Good job Iz, you finished your back taxes and mailed them in. And today you will finish the job by filing them with your other financial documents, and saving and emailing the pdfs to yourself for next year. No more worrying about them!
Good job Iz, you managed to take a walk and limit the food and alcohol you consumed while visiting DH's family over the holiday weekend. You are more in tune with your body and are making choices that reflect your desire to feel and be healthier.
Good job Iz, your cleaning routines are working. It was a piece of cake to clean up the apartment you stayed in this weekend while visiting family.
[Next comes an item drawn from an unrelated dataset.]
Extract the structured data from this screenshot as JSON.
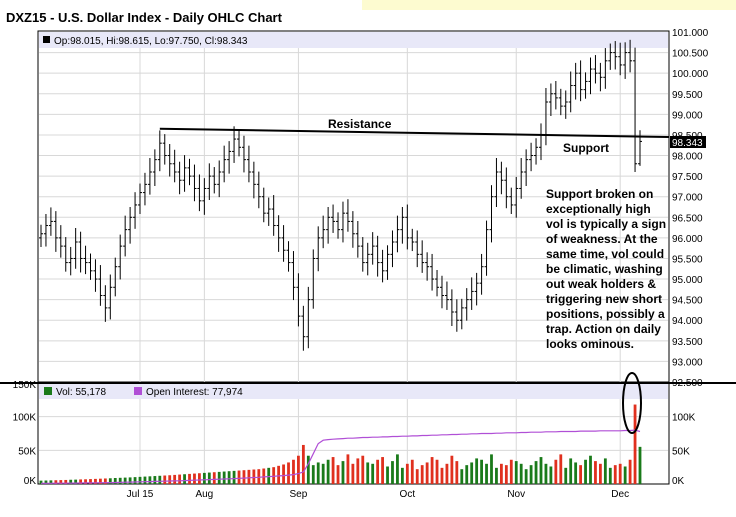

Unpacking the overnight bags once you got home and starting the laundry was automatic! DH even volunteered to do (part) of his weekeend routine, even though he had done ALL of it at the apartment before driving home.
Good job Iz, you finished and turned in the adjunct professor applications . . . with two days to spare! And you had everything the first time! You did all the right steps, took the correct amount of photocopies, and had the presence of mind to talk with HR BEFORE turning in the docs at the Registrar. This is a great step in the right direction.
Good job Iz, while preparing the paperwork for the applications, you organized several binders worth of important documents. This will make it so much easier for you to do paperwork in the future. You won't feel helpless or panicked because you can't find the right paper. It will be a snap to follow-up with the next step in the application process.
Great job Iz, you have WORKED ON YOUR THESIS. I know it was hard. I know it was scary to sit down with all that data. I know that you worry that you don't know what to do. But what is the only way to learn? That's right, by doing it. And I know that you can finish this report and turn it in. You can do it and you will move forward and tackle the next step with more confidence and will-power than before.
I am celebrating my progress. I am reaffirming my ability to DO and to CHANGE. I CAN be the person I want to be. This blog has no negatives, no setbacks, no complaining, no buts. Because that is not who I am. I am my successes, not my failures. I do not dwell on the past, I live in the now.